Races of the Dragon
- cover of Races of the Dragon
- Authors: Gwendolyn F.M. Kestrel, Jennifer Clarke Wilkes, and Kolja Raven Liquette
- Genre: Role-playing game
- Publisher: Wizards of the Coast
- Publication date: January 2006
- Media type: Print (Hardback)
- Pages: 160
- ISBN: 0-7869-3913-3
- OCLC: 63671067
- LC Class: GV1469.62.D84 D836 2000

= Races of the Dragon =

2006 role-playing game supplement

Races of the Dragon is an optional supplemental source book for the 3.5 edition of the Dungeons & Dragons fantasy role-playing game.

==Contents==
This book contains info on two new races. This book offers a new race that works well with the Dungeons & Dragons sorcerers, a class that uses magical power derived from having dragon blood. The book also contains new prestige classes, feats, and spells.

==Publication history==
Races of the Dragon was written by Gwendolyn F.M. Kestrel, Jennifer Clarke Wilkes, and Kolja Raven Liquette, and was published in January 2006. Cover art was by Steve Prescott, with interior art by Steven Belledin, Ed Cox, Daarken, Wayne England, Emily Fiegenschuh, Carl Frank, Dan Frazier, Brian Hagan, Ralph Horsley, Chris Malidore, Jim Nelson, and Eric Polak.
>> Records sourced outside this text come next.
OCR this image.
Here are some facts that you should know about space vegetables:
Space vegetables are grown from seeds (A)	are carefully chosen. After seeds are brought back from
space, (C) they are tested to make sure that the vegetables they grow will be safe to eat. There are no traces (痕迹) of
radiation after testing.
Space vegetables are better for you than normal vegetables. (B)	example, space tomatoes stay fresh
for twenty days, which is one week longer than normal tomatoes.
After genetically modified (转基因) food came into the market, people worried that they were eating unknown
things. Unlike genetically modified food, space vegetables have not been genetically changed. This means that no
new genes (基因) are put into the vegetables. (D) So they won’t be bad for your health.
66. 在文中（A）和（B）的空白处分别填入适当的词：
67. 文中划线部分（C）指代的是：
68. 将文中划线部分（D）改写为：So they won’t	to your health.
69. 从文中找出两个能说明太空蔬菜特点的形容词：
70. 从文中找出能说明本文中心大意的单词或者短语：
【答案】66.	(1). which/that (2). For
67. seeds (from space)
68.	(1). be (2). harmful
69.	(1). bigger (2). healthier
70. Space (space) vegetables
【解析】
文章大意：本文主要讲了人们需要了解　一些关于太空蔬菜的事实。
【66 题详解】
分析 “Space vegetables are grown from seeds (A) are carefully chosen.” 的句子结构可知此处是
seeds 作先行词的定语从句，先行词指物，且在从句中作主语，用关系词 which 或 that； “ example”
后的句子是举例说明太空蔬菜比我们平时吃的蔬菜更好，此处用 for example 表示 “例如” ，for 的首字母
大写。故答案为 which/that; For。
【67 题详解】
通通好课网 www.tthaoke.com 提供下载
Gwendolyn Kestrel explains the inspiration for the book's material: "Dragons are a rich part of the Dungeons & Dragons game history. There's plenty of material in the game system to serve as inspiration. Of course, we wanted to go beyond what we had done before. While familiar with both Savage Species and Unearthed Arcana, I didn't directly go to these books for inspiration for Race of the Dragon."